Islanders center Mathew Barzal looks on against the Hurricanes in...

Islanders center Mathew Barzal looks on against the Hurricanes in the first period at NYCB Live's Nassau Coliseum on March 7. Credit: Kathleen Malone-Van Dyke

Lou Lamoriello vows that Mathew Barzal will be re-signed, even if it means the Islanders’ president and general manager must match an offer sheet to the impending restricted free agent without arbitration rights.

Barzal, 22, is coming to the end of his three-year, $2.775 million entry-level deal. Lamoriello, responding to an Islanders fan in a question-and-answer session conducted via Twitter and posted on the team’s website on Saturday, said he has every intention of re-signing Barzal as well as fellow RFAs Ryan Pulock and Devon Toews, both defensemen. 

Pressed further on whether he would match an offer sheet for Barzal, Lamoriello responded that he would, but he added that it was the Islanders’ “intention to not allow it to get to that point.”

Before the NHL season was placed on pause in response to the  COVID-19 pandemic, the Islanders’ top-line center repeated in a private chat with Newsday that his No. 1 criteria for long-term happiness is playing for an organization that can sustain long-term success.
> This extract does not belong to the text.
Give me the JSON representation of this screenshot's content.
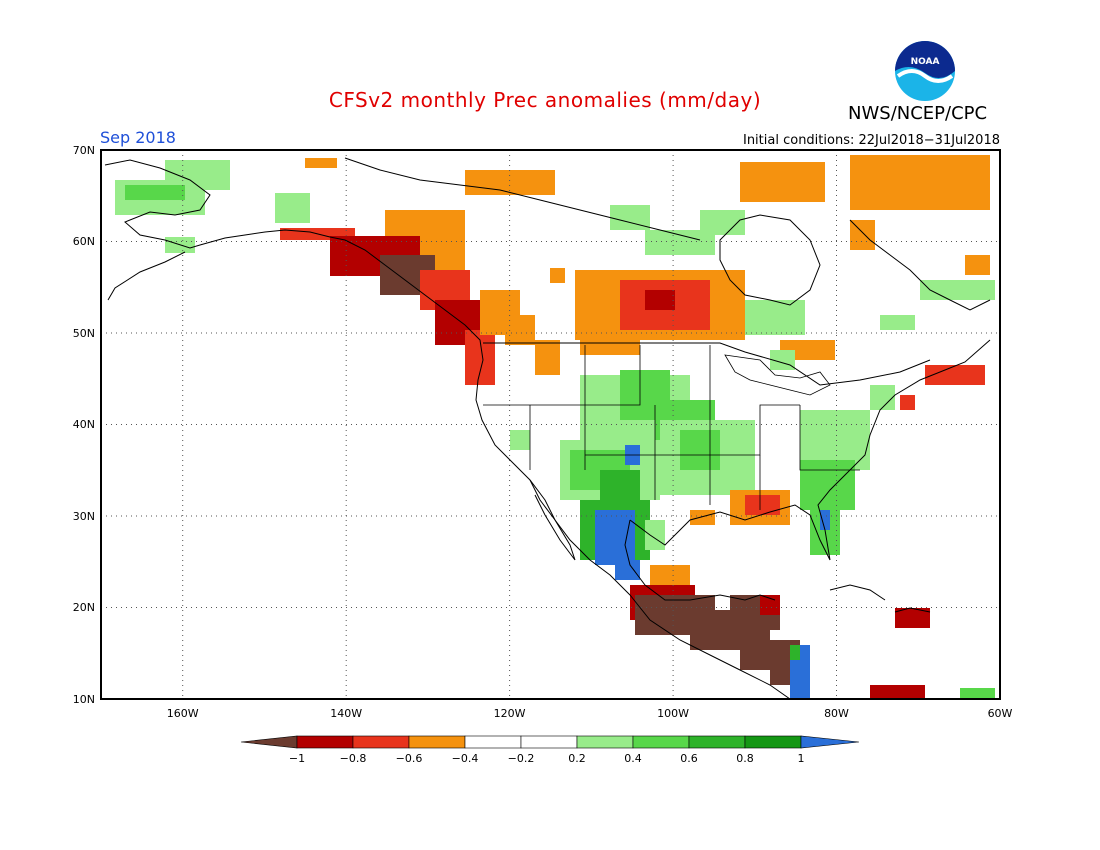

“One thing I want to do in this league is win,” Barzal said in St. Louis on Feb. 27 before a 3-2 overtime loss to the defending Stanley Cup champion Blues. “Whether it’s this year or three years down the road. I just want to win it once.”

Perhaps Lamoriello already has made the first significant move in negotiating a new deal with Barzal, the slick-skating playmaker selected 16th overall in 2015. That’s one way to look at his acquisition of center Jean-Gabriel Pageau from the Senators at the NHL trade deadline on Feb. 24 and promptly signing him to a six-year, $30 million extension.

Barzal said it was a “calming feeling” to see management not only acquire Pageau to fill a specific need but to immediately commit to him long-term.

“We’ve been at the top of the league for two years now,” he said. “We’ve been expecting someone just to make that extra little jump. It was nice to get that piece.”

Second-line center Brock Nelson is in the first season of a six-year, $36 million deal and identity-setting fourth-line center Casey Cizikas has one season remaining on a five-year, $16.75 million deal.

Lamoriello also re-signed Barzal’s linemates, Anders Lee (seven years, $49 million) and Jordan Eberle (five years, $27.5 million) last offseason. 

All of which excites Barzal.

“We look at our roster when it’s written up on the board, it just looks a little deeper with Pag there,” he said. “It just looks like a contender, really. Having him for the next six years, having Brock, Leesy, Ebs, it’s a really good core that we’re forming right now.”

That circles back to Barzal’s desire to play for an organization that consistently wins.

“Having Pag and Nellie down the middle, you want to have a big, strong core,” Barzal said. “It seems like every winning team is really deep down the middle. Having those two locked in for a while now, and Zeeker with one more year and then we’ll see what happens with me, just knowing those two are locked in for a while, there’s some cornerpieces that we’ve got on this team already. It’s shaping up like it’s going to be a pretty good future.”

Lamoriello responded to a wide variety of topics during his team-conducted question-and-answer exchange on Saturday with Islanders fans.

For instance, he said he has “no preference” for what kind of playoff format the NHL ultimately settles upon if this season can restart.

He downplayed the suggestion that the Islanders could benefit from this pause because Cizikas and defenseman Johnny Boychuk, both of whom were sidelined after being cut by skate blades, will be available to return if play resumes. 

“I don’t know if you can call it an advantage or not because other teams have injured players as well,” Lamoriello said.

He was also asked about his morning routine.

“Rise at 5 a.m., work out, shave, light breakfast and then off to work with a stop at Starbucks,” Lamoriello said. “Of course, this schedule varies when on the road.”

He added he prefers “fresh fruit and berries for breakfast rather than cereal.”

As for his favorite hobbies, the former high school math teacher who captained the baseball and hockey teams at Providence College and has been inducted into the Hockey Hall of Fame and the Cape Cod Baseball League Hall of Fame listed “following the New York Yankees and reading when possible.”